After annotating a sufficient number of windows, you can create a custom classifier trained on these annotations. Then, you can run this classifier on your ARU dataset to be used in downstream processing.

Creating a classifier

To create a custom classifier, run the following command:

perch-analyzer create_classifier \
--data_dir=<data-directory> \
--throwaway_classes class1 class2 ... \
--train_ratio=<training-ratio> \
--learning_rate=<learning-rate> \
--weak_neg_rate=<weak-negative-rate> \
--num_train_steps=<number-of-training-steps>
  • data_dir is the directory used to setup a project.
  • throwaway_classes is an optional list of classes (labels) you do not want to train your classifier on. You might have a class called "review" which contains a mishmash of windows containing vocalizations which you cannot identify.
  • train_ratio is the ratio of training to test data used when making the classifier. Defaults to 0.8.
  • learning_rate is the rate at which the gradient descent optimizer will adjust the weights of the classifier. You probably should leave this at the default, which is 0.001
  • weak_neg_rate is the penalty in the loss function to classes not explicitly labeled in a window. The default of 0.05 is probably fine for most use cases. This is why it is important to label all species vocalizing in a given window.
  • num_train_steps is the number of epochs used during training. The default of 128 is perfectly fine.

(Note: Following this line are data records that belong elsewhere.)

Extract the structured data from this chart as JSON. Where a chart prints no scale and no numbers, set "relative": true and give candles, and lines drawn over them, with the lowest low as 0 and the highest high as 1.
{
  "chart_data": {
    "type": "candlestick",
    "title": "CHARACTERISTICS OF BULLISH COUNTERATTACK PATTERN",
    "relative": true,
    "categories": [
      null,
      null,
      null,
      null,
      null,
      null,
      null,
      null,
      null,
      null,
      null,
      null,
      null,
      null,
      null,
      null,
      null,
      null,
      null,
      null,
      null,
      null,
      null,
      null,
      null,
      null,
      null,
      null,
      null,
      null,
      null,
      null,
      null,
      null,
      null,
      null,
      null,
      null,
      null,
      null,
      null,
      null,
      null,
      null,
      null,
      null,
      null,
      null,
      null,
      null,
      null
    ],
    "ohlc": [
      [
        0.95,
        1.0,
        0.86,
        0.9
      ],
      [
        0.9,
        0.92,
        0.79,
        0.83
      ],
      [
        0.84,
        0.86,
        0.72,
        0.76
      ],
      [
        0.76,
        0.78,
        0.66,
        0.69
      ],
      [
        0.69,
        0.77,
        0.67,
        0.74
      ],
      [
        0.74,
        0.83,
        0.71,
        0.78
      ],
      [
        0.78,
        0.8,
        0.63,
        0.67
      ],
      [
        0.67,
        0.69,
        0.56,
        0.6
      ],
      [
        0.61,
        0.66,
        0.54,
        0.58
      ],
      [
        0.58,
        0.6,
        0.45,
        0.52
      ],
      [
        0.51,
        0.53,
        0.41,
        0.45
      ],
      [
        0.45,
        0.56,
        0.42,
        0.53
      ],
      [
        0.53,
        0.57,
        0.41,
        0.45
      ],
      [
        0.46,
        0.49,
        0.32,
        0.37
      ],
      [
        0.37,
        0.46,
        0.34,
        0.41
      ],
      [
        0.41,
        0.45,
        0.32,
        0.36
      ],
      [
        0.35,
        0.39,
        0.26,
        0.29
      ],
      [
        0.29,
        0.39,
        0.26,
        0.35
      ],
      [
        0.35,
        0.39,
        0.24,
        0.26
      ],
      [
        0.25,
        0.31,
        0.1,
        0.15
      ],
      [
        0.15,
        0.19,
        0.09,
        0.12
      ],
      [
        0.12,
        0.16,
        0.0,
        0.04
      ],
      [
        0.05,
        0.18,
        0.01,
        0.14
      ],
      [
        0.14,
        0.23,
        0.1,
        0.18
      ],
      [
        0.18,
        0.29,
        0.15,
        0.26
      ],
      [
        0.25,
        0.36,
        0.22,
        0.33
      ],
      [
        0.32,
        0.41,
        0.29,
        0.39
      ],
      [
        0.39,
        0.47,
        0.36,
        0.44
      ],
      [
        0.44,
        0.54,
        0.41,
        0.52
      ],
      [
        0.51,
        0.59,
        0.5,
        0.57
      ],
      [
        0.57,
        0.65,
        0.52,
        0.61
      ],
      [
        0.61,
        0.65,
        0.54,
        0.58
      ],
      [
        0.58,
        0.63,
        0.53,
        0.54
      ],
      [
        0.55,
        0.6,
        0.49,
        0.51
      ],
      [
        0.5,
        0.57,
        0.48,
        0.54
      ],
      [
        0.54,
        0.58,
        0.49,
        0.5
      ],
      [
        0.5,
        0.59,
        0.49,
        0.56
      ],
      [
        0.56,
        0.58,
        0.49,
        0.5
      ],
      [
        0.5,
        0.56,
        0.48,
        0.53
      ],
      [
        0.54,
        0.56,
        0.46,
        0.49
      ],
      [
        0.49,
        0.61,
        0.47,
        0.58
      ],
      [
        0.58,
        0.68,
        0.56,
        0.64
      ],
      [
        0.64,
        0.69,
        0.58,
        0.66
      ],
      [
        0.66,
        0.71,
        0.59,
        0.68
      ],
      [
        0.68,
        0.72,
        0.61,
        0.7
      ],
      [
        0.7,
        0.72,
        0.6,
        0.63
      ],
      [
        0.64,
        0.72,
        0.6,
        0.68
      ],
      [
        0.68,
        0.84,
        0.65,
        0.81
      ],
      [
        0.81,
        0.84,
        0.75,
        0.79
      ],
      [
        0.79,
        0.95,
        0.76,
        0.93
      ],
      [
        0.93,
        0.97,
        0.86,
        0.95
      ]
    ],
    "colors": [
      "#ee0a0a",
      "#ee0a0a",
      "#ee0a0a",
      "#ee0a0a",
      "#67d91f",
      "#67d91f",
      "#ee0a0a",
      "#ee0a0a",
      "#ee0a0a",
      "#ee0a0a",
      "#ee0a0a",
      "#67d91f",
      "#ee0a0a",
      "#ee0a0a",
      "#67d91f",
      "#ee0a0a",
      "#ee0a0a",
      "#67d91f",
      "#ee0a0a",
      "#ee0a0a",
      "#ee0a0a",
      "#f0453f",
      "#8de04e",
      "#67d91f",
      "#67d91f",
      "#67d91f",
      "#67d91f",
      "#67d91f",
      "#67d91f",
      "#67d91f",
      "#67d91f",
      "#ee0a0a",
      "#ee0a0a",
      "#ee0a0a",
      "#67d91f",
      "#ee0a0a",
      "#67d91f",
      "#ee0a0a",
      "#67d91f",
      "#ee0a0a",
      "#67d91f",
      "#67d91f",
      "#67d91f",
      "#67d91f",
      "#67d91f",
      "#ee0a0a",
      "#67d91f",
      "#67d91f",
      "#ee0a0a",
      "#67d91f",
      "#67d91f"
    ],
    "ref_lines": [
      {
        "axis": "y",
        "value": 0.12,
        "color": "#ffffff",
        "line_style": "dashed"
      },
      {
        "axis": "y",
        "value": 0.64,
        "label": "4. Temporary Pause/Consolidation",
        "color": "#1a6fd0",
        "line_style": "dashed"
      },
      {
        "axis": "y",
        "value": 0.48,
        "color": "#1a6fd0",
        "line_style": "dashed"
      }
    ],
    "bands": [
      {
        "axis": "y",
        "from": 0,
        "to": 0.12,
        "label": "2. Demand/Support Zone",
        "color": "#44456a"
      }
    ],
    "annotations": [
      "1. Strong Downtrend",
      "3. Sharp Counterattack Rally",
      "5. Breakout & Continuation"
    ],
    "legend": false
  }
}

This generates a classifier, which you can run on your ARU data using the method shown below. Because we partition our data into train/test sets, we have metrics on the quality of our classifier. These metrics can be viewed using the Classifiers tab in the GUI.

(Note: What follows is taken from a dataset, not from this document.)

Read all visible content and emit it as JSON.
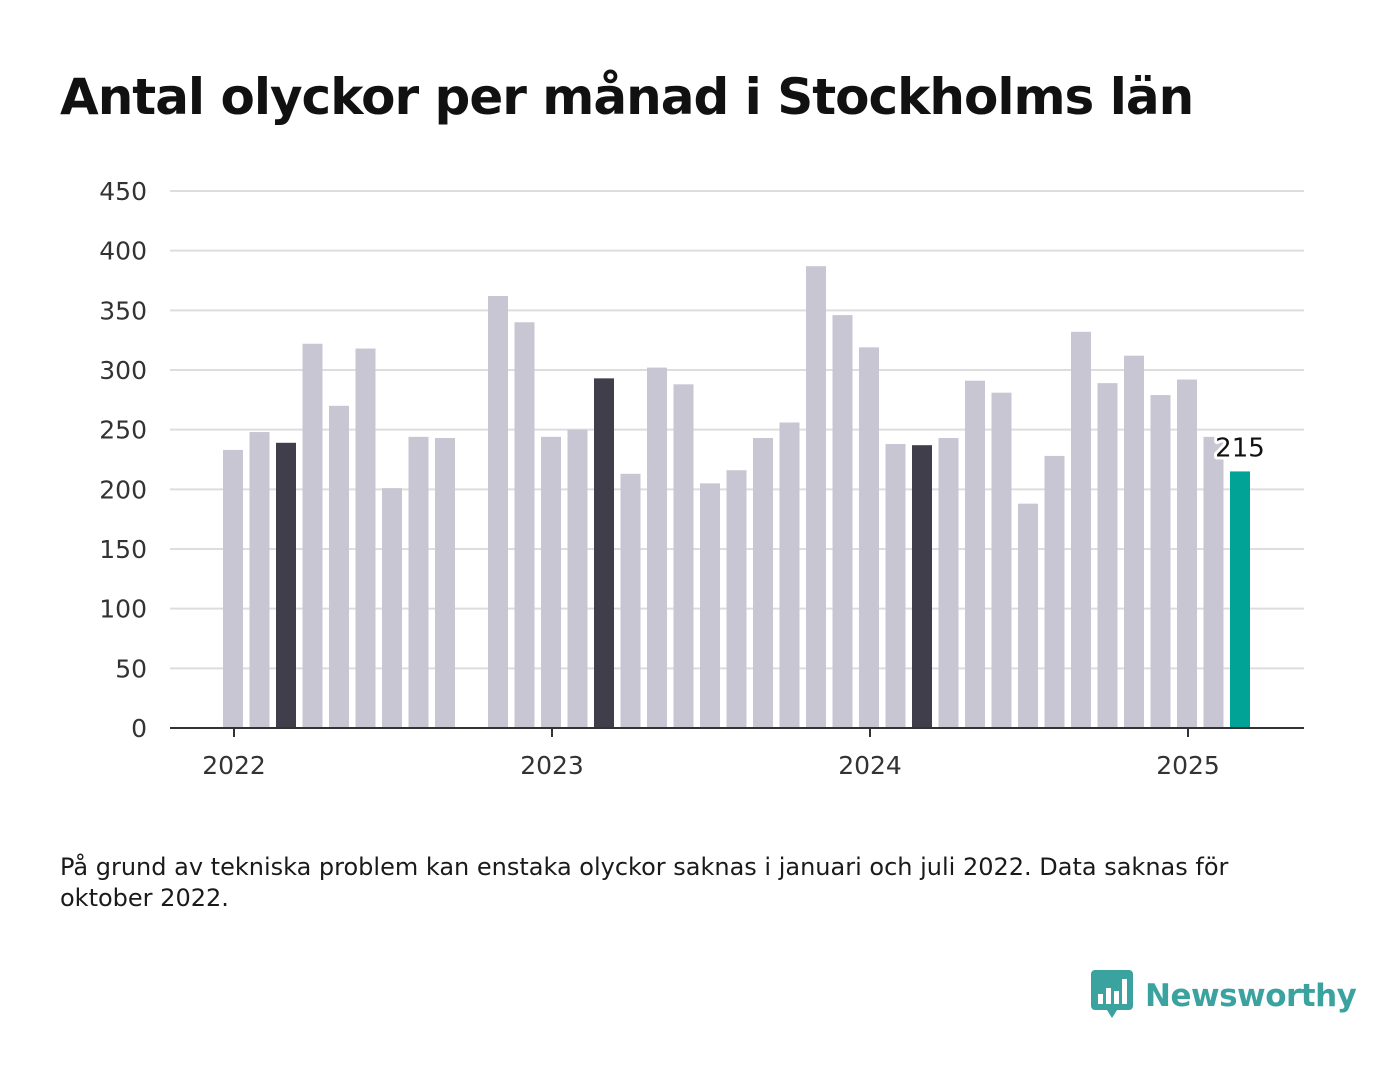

List of trained classifiers in the GUI

Running a classifier

After creating a classifier, you can run a classifier on your data using the following command. Note that the classifier id can be found in the GUI under the Classifiers tab.

perch-analyzer run_classifier \
--data_dir=<data-directory> \
--classifier_id=<classifier-id>
  • data_dir is the directory used to setup a project.
  • classifier_id is the id of the classifier, which can be found in the Classifiers tab in the GUI.

Reviewing classifier outputs

In the Classifiers window, you can click on the classifier to see all of the associated classifier runs (classifier outputs).

Then, you can click on a classifier output to review the actual windows and corresponding logits. To get samples from a classifer output, use the following command:

perch-analyzer gather_classifier_outputs \
--data_dir <data-directory> \
--label <label-to-investigate> \
--min_logit <min-logit> \
--max_logit <max_logit> \
--classifier_output_id <classifier-output-id> \
--num_windows <number-of-windows>
  • data_dir is the directory used to setup a project.
  • label is the label you want to get classifier outputs for.
  • min_logit is the minimum logit you want to filter the classifier outputs by.
  • max_logit is the maximum logit you want to filter the classifier outputs by.
  • classifier_output_id is the id of the classifier output, which can be found by clicking on a classifier in the Classifiers tab in the GUI.
  • num_windows is the maximum number of windows to sample. Defaults to 1.

This command samples windows from the classifier output within the specified logit range, allowing you to review and validate the classifier's predictions for a particular label. After gathering classifier outputs, they will appear in the GUI under the corresponding classifier outputs page.